2011-12-16

Bad Practices and Better Alternatives to Them in Humanities Computing

Generally speaking, researchers in the humanities tend to be less computer-savvy than their colleagues in the natural and social sciences. There still remain even those who speak of their low level of computer literacy as if they were proud of it. However, not only is there no contradiction between high level of computer literacy and being an excellent scholar but also is high level of computer literacy becoming an important prerequisite for excelling in research. Unfortunately, however, many researchers in the humanities, including linguists, still follow bad practices or are stuck with them, mostly for lack of knowledge of better alternatives to them. Every time I see these scholars, I cannot help feeling sorry that they are waisting their precious time and are often unaware of this very fact. The following is a random list of what I consider most common bad (i.e., inefficient) practices in (humanities) computing and possible better (i.e., more efficient) alternatives to them.
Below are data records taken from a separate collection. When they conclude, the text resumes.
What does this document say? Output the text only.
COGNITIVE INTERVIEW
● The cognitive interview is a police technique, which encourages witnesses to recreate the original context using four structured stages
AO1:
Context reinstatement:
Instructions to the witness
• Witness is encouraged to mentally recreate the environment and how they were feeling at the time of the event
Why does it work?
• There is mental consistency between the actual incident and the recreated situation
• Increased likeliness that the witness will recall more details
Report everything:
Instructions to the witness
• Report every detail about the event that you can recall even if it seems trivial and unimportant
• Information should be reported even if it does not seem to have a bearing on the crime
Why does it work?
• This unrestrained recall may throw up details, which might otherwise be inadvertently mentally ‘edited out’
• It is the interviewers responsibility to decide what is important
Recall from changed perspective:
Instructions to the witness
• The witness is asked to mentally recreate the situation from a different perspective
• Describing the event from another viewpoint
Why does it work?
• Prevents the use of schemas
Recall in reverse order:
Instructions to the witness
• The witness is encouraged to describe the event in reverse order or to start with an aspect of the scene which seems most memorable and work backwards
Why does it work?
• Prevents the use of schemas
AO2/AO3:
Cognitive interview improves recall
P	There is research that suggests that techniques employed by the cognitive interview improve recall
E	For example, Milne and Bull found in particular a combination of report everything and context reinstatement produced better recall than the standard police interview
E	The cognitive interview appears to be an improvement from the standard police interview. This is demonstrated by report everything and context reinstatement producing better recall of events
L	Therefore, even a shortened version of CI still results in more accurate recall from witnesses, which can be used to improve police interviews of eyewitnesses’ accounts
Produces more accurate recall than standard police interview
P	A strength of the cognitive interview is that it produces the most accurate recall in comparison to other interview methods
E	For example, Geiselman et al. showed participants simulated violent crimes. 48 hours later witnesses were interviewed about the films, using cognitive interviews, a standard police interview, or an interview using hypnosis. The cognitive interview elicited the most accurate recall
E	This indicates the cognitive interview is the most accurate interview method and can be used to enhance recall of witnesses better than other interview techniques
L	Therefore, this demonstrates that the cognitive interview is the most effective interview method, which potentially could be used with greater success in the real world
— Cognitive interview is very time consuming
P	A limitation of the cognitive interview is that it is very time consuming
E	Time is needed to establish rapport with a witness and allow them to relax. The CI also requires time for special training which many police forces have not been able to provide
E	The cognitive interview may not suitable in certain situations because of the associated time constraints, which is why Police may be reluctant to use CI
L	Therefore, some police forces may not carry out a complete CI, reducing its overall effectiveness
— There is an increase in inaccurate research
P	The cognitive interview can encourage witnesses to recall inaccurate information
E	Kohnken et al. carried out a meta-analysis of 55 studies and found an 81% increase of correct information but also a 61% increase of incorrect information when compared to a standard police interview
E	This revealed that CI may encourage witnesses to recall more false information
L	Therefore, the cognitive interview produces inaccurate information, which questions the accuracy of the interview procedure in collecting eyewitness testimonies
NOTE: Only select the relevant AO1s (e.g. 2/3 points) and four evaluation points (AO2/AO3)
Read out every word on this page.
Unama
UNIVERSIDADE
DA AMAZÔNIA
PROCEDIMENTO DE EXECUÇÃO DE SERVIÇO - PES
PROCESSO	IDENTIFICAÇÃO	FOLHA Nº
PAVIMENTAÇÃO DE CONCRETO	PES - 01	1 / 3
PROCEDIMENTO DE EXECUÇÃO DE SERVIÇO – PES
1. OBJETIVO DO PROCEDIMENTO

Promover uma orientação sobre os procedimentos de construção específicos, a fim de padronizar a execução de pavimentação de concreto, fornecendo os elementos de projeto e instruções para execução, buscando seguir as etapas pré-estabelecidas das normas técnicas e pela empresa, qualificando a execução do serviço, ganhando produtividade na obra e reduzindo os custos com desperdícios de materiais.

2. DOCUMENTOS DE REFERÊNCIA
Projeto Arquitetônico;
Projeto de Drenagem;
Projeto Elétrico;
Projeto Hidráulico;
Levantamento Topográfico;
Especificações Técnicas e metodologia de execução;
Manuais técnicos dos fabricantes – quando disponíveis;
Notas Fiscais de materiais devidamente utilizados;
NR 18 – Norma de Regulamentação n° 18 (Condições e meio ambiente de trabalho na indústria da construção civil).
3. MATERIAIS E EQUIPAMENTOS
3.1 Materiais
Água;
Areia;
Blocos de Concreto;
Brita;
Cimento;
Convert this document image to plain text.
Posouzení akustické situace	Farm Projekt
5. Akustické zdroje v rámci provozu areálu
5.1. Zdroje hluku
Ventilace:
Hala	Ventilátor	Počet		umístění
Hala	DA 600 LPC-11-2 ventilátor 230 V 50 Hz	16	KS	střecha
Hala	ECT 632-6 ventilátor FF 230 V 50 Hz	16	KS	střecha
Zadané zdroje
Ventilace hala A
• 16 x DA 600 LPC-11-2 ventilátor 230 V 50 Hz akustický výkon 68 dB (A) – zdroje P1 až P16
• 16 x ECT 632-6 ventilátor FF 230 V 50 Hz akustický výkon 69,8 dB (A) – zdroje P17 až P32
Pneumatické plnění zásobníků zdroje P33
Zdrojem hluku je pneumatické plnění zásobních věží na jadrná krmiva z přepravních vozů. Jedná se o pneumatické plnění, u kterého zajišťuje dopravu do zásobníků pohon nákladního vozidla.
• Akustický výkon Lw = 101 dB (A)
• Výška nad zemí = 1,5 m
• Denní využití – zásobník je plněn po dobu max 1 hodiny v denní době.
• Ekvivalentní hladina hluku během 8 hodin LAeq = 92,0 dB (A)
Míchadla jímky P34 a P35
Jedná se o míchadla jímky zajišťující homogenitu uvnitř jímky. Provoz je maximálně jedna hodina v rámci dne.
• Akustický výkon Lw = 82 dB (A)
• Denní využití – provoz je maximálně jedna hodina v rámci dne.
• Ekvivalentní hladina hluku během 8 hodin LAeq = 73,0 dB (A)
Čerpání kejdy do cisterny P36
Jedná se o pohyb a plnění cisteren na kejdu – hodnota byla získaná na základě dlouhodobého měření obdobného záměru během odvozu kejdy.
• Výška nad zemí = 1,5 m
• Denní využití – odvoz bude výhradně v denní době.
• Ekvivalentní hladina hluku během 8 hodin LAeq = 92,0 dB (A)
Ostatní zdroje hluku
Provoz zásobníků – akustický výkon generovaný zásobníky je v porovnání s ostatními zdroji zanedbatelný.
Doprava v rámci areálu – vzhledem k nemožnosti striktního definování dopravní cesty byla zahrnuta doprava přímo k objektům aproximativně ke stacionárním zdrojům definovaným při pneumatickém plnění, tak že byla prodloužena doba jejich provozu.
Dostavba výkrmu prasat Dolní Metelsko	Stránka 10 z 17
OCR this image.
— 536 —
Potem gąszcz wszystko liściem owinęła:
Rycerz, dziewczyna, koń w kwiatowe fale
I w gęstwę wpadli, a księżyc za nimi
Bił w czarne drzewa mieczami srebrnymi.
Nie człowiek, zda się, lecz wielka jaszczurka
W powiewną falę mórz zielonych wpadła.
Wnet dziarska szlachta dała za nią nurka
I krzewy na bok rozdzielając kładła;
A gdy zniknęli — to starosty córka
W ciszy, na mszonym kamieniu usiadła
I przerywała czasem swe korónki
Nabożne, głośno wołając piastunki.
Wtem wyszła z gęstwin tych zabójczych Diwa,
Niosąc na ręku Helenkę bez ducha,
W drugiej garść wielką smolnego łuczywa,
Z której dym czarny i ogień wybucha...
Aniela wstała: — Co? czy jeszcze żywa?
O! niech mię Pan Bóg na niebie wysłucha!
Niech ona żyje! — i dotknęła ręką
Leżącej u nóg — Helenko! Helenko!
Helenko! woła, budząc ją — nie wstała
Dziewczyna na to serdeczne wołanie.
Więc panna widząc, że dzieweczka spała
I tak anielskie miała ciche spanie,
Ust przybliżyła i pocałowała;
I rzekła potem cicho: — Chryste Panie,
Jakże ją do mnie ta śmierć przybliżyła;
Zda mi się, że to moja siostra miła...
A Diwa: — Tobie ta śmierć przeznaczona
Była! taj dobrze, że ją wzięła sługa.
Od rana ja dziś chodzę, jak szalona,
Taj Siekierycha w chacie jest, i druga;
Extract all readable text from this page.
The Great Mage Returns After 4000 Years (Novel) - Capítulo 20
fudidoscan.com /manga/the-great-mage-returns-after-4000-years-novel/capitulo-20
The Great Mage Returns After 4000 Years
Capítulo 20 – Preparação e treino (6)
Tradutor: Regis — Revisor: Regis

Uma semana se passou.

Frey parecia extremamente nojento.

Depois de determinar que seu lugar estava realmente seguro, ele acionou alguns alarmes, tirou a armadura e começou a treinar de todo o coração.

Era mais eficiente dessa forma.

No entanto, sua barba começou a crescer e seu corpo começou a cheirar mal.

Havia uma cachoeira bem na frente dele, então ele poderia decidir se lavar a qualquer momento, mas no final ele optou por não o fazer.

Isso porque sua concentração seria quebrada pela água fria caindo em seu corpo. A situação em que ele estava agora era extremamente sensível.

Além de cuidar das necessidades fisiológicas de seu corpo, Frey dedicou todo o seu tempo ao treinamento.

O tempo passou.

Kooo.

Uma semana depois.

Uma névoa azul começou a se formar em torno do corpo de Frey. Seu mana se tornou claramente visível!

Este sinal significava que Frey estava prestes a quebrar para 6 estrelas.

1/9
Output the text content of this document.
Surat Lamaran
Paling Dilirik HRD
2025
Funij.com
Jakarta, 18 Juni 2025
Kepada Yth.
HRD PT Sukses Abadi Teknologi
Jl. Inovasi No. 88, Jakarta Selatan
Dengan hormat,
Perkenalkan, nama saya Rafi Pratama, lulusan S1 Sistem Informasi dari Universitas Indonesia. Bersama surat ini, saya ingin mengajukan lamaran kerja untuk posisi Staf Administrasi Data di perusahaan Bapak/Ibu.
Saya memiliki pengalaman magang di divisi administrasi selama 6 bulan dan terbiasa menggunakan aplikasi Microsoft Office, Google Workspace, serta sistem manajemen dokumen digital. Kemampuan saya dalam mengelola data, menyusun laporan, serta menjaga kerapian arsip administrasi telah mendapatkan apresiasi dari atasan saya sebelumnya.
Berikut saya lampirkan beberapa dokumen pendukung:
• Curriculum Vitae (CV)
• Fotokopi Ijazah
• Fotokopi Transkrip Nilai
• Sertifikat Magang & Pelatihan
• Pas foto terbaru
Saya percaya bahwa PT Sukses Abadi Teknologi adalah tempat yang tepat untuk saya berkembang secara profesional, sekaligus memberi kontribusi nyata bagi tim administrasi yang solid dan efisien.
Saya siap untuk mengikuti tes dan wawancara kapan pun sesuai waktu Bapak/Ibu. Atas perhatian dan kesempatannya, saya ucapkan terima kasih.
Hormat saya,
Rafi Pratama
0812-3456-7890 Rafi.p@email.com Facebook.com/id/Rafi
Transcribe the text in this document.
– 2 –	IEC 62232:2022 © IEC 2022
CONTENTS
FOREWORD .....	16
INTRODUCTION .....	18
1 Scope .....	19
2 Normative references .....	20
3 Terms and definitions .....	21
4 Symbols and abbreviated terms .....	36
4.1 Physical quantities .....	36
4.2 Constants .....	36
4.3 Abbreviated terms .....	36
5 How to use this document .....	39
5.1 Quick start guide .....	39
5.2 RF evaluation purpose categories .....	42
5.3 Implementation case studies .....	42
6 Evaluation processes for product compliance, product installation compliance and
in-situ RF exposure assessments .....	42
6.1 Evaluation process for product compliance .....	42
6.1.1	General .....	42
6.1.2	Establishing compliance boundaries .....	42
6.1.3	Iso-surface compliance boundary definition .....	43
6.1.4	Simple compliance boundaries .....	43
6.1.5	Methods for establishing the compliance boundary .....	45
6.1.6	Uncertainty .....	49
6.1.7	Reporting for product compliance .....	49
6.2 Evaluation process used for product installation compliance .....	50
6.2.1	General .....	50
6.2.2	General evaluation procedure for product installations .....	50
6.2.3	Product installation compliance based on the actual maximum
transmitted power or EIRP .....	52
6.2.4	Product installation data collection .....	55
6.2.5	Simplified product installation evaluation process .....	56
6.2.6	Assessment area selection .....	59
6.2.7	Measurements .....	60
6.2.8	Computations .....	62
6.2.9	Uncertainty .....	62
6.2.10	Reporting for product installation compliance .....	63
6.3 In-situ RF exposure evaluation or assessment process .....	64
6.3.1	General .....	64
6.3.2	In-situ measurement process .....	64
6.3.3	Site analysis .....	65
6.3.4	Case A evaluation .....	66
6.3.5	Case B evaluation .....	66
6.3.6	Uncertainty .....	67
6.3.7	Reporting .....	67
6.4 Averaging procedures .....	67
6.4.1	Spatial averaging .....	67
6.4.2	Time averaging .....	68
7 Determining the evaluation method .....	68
  • Bad practice 1: To use a word processor as it it were a typewriter.
    • What is wrong: The problem must be self-evident. We are already in the 21st century and not in the stone age. ;-)
    • Better alternative: Learn at least how to use "styles", autimatically prepare and update tables of contents and indices. And if you are still stuck with such bloatware as Word, consider migrating to a better open source alternative such as LibreOffice Writer.
  • Bad practice 2: To use a word processor for every possible kind of computing involving text documents.
    • What is wrong: A word processor combines manipulation of texts and their physical rendition, but for processing textual data the latter is not only unnecessary but also slows processing. Read, e.g., Word Processors: Stupid and Inefficient for futher details.
    • Better alternative: Use a text editor for processing textual data when their physical rendition is irrelevant. My recommendations are firstly EditPad Pro (Windows; commercial) and secondly EditPad Lite (Windows; free); both of them support RTL scripts and bidirectional algorithm.
  • Bad practice 3: To use a word processor or a spreadsheet program as a database program.
    • What is wrong: Neither a word processor nor a spreadsheet program is meant to be a database program, and they are limited and unbearing slow in data retrieval.
    • Better alternative 1: Again, use a text editor that supports regular expressions if you are dealing with non-structured textual data. My recommendations are the same as the above. Use also a grep tool. My recommendations are firstly PowerGREP (Windows; commercial) and secondly AstroGrep (Windows; free).
    • Better alternative 2: Use a CSV editor if you are dealing with tabular textual data. My recommendations are CSV Easy (Windows; commercial) and uniCSVed (Windows; free).
    • Better alternative 3: Use a database management system if you are dealing with more complex data. My recommendation for managing linguistic data is Fieldworks Language Explorer.
  • Bad practice 4: To send documents in proprietary formats, most notoriously in Word format, indiscriminately to everyone without his or her prior concent.
    • What is wrong: Not everyone uses (or wants to use) (mostly commercial) tools for proprietary formats.
    • Better alternative: Use one of the open document formats as described in my flowchart.